Comedy PG Running time: 2:00
IMDB rating: 6.6 Aspect: Wide; Languages: English; Subtitles: English, French; Audio: DD 2.0
Director-writer David S. Ward’s 1982 adaptation of John Steinbeck’s Cannery Row (with material from another Steinbeck tale, Sweet Thursday) has its charms, principally some top-drawer talent on both sides of the camera; the cast is headed by Nick Nolte and Debra Winger, Jack Nitzsche composed the music, and John Huston supplies the voice-over.

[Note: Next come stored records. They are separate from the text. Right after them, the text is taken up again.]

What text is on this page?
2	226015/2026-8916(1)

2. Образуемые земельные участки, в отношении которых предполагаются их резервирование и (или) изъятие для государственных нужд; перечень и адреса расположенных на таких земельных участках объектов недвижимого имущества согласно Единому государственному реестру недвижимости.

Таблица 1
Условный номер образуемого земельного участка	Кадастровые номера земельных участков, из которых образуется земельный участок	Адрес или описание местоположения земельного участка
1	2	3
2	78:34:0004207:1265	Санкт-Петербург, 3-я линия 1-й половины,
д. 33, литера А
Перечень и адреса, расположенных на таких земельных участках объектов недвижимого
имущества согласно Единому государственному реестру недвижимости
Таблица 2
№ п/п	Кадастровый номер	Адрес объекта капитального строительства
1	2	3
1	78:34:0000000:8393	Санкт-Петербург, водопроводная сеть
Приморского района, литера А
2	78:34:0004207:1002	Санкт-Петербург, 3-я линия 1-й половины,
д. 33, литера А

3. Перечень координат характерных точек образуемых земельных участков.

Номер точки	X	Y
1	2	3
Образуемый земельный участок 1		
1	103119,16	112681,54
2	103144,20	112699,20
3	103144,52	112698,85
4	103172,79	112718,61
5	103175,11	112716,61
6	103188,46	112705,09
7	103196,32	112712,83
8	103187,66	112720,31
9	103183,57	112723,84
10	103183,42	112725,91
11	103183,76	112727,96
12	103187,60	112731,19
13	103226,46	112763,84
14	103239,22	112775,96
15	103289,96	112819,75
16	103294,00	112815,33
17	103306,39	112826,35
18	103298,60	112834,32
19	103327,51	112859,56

In a previous life, Nolte’s Doc was known as Eddie "The Blur" Daniels, a star baseball pitcher in the 1920s who mysteriously gave up the game while still in his prime; now he’s a self-styled marine biologist with a predilection for octopi who makes his home on "The Row," a string of sardine fisheries in Monterey, California. There are a variety of colorful characters in this rundown ‘hood--a worldly-wise madam (Audra Lindley) and her charges, a bum (M. Emmet Walsh) and his buddies--but although it takes him a while to admit it, Doc only has eyes for Suzy (Winger), a newcomer to the scene who, by her own estimation, "ain’t got the class of a duck." The film relies mostly on these oddballs and their various idiosyncrasies and adventures, and Steinbeck clearly has considerable affection for them; it’s no surprise that some, including Doc, were based on real folks.